Troubleshooting Paperspace MCP Server with AutoGen
Common issues when connecting Paperspace to AutoGen through the Vinkius, and how to resolve them.
McpWorkbench not found
pip install "autogen-ext[mcp]"Paperspace + AutoGen FAQ
Common questions about integrating Paperspace MCP Server with AutoGen.
How does AutoGen connect to MCP servers?
Can different agents have different MCP tool access?
Does AutoGen support human approval for tool calls?
Connect Paperspace with your favorite client
Step-by-step setup guides for every MCP-compatible client and framework:
Anthropic's native desktop app for Claude with built-in MCP support.
AI-first code editor with integrated LLM-powered coding assistance.
GitHub Copilot in VS Code with Agent mode and MCP support.
Purpose-built IDE for agentic AI coding workflows.
Autonomous AI coding agent that runs inside VS Code.
Anthropic's agentic CLI for terminal-first development.

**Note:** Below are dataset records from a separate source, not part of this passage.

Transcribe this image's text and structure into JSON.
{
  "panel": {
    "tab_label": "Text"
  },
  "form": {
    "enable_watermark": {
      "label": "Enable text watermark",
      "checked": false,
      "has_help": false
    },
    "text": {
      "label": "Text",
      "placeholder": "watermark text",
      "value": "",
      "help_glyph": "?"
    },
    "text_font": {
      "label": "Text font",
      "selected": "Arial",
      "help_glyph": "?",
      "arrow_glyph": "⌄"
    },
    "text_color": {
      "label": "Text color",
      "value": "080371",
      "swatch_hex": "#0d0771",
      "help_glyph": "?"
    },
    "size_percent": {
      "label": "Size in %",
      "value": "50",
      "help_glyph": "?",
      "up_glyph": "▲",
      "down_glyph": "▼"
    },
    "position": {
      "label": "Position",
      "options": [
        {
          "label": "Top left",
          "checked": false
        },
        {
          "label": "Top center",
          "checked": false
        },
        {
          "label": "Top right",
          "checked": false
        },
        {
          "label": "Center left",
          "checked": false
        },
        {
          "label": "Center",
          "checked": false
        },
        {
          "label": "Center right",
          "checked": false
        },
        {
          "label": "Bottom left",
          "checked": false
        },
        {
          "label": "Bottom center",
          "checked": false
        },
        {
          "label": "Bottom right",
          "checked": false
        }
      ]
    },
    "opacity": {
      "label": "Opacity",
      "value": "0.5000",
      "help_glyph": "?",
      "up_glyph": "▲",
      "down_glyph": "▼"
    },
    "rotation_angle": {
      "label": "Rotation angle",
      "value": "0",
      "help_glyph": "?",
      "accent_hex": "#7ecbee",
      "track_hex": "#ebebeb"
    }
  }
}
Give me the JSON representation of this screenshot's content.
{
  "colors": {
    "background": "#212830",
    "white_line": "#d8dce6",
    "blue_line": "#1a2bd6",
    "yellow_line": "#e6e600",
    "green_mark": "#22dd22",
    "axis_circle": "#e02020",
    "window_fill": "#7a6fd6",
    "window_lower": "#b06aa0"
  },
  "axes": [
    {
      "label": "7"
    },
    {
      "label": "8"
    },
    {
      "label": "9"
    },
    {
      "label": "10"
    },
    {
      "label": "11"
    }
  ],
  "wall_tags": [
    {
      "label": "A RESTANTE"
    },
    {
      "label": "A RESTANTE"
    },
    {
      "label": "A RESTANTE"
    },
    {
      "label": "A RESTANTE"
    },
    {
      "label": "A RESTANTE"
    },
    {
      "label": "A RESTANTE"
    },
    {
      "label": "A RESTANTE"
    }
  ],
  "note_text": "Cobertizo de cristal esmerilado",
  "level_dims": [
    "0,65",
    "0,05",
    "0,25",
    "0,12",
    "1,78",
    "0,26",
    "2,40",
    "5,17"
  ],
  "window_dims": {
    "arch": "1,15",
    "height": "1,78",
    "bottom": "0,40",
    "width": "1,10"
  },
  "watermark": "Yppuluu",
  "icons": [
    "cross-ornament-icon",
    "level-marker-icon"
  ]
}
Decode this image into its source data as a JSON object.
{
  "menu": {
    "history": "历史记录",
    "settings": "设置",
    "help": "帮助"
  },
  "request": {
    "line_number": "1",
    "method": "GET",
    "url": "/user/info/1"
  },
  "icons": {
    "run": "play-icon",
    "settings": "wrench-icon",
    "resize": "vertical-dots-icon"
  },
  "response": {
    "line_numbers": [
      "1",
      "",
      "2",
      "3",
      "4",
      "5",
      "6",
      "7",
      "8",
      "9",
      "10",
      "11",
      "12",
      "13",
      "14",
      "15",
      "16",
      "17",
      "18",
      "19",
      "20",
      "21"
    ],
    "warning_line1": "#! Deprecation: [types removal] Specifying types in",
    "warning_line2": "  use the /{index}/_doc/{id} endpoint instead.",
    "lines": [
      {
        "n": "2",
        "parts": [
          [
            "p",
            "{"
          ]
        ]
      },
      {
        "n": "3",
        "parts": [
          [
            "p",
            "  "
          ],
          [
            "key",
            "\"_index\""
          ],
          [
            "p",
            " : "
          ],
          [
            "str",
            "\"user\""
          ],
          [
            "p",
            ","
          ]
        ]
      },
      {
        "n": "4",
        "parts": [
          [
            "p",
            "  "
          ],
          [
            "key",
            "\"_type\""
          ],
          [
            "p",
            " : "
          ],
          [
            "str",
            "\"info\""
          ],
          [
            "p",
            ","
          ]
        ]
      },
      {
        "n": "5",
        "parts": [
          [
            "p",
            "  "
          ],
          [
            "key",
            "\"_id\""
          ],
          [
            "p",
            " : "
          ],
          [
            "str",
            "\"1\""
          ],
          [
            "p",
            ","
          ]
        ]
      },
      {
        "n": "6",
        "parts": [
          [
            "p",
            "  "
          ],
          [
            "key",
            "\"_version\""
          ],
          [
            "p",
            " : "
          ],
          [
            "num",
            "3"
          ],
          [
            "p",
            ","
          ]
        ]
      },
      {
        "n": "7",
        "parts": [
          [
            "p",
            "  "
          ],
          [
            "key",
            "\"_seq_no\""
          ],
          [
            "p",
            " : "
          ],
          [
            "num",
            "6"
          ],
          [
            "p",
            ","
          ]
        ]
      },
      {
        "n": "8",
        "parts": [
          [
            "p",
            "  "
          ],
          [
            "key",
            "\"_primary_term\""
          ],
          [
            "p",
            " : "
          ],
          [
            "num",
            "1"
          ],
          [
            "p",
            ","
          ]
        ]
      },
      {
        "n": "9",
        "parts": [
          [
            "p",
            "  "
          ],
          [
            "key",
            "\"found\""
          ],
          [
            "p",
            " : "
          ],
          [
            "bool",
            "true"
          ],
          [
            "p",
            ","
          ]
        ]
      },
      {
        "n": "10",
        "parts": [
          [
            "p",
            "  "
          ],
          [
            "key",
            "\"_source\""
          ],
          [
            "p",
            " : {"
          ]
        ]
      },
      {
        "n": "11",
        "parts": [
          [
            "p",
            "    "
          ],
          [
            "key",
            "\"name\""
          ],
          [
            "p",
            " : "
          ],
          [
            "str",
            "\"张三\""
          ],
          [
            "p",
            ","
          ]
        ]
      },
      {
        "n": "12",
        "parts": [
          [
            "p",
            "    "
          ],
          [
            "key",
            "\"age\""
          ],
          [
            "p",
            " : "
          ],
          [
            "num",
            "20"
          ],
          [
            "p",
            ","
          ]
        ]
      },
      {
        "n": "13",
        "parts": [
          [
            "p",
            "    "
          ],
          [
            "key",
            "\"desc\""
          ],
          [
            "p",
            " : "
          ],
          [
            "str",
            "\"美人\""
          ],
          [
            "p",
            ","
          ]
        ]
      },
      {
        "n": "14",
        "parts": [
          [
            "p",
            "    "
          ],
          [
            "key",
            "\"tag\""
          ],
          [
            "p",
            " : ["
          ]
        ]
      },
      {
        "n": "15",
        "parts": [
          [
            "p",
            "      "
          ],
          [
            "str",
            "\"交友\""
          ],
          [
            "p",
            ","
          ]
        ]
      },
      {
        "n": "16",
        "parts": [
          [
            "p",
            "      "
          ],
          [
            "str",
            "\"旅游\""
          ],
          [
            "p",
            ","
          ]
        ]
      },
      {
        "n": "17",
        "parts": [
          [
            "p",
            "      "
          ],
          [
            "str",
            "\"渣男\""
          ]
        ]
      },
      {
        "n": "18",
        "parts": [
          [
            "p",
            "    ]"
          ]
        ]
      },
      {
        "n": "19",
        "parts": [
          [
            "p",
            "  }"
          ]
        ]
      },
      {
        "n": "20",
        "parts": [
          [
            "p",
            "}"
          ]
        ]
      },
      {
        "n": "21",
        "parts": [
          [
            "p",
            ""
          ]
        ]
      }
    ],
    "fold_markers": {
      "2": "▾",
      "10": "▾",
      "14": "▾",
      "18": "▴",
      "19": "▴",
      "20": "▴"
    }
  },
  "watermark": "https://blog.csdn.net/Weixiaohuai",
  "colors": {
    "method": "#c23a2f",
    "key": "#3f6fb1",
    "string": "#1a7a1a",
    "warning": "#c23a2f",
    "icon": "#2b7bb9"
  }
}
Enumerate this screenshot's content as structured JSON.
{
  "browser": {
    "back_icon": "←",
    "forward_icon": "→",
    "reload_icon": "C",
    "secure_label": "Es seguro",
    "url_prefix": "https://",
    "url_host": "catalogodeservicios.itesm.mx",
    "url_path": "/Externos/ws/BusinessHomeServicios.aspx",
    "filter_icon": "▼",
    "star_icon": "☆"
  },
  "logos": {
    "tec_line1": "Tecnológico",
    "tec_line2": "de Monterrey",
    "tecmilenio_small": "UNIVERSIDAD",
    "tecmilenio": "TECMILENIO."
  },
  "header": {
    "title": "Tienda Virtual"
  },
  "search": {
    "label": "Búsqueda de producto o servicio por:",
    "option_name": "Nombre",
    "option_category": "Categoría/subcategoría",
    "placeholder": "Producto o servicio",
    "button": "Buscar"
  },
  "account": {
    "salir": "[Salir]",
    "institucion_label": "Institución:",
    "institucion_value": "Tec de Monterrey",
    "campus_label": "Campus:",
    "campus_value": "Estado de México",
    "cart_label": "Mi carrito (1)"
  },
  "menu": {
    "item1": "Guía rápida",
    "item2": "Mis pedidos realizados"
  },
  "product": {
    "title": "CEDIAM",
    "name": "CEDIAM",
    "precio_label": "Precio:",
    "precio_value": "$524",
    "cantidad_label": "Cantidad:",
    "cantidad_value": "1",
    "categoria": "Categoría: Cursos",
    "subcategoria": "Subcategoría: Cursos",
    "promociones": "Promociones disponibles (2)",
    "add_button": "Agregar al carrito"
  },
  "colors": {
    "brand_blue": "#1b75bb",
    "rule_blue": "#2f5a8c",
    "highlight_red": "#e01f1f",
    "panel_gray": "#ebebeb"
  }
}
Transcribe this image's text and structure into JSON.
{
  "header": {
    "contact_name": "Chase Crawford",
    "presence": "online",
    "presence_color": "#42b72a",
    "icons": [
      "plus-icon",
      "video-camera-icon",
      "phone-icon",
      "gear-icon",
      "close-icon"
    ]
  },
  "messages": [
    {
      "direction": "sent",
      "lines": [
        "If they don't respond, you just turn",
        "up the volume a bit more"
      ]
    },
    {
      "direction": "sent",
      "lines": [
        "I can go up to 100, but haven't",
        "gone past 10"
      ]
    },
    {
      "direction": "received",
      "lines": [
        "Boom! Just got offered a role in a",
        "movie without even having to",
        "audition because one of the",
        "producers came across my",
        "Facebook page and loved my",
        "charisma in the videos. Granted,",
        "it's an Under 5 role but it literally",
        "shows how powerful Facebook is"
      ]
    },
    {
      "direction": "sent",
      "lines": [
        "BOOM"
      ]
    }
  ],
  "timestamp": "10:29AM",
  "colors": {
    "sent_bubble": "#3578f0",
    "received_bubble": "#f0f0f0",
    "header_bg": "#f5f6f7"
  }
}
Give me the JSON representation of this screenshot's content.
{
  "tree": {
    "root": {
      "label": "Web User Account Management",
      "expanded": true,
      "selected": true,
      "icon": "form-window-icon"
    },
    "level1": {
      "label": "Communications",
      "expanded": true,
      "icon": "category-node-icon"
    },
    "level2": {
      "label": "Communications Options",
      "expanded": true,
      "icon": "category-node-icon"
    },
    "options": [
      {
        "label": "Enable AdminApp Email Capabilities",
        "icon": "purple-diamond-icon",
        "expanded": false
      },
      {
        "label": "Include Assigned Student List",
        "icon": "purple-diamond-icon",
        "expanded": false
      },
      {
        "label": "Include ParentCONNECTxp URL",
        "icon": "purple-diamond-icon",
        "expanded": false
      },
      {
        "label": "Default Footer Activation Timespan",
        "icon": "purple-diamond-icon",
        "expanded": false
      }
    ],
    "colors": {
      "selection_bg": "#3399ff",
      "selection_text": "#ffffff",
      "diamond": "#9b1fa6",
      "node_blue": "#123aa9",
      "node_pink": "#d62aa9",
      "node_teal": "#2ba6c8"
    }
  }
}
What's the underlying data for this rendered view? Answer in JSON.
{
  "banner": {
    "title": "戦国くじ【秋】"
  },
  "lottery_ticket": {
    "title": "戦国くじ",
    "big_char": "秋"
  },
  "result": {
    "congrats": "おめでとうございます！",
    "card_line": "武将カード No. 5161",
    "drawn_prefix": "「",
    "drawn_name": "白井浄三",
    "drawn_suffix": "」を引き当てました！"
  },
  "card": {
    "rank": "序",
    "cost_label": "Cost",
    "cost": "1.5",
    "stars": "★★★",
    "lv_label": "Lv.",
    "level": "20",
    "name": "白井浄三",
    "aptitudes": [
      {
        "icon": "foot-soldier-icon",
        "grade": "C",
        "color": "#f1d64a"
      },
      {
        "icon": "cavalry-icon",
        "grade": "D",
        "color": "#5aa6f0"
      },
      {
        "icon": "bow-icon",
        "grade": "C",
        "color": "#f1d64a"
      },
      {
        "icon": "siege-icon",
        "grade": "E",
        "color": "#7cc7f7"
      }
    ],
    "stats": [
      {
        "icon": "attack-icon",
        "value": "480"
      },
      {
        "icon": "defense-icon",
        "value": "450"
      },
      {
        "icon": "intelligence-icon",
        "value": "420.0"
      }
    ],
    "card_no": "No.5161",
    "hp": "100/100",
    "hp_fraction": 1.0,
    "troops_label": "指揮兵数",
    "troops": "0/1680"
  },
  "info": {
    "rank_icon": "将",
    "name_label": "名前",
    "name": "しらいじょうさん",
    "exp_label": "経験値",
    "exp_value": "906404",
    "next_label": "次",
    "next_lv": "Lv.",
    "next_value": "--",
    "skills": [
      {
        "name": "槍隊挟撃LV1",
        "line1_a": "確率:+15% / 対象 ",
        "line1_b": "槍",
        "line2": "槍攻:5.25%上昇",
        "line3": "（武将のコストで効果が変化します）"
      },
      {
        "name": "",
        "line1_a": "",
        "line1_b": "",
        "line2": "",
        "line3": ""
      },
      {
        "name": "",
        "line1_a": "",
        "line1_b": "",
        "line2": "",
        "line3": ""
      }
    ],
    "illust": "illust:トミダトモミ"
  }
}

Python SDK for building production-grade OpenAI agent workflows.
Google's framework for building production AI agents.
Type-safe agent development for Python with first-class MCP support.
TypeScript toolkit for building AI-powered web applications.
TypeScript-native agent framework for modern web stacks.
Python framework for orchestrating collaborative AI agent crews.
Leading Python framework for composable LLM applications.
Data-aware AI agent framework for structured and unstructured sources.
Microsoft's framework for multi-agent collaborative conversations.
Connect Paperspace to AutoGen
Get your token, paste the configuration, and start using 6 tools in under 2 minutes. No API key management needed.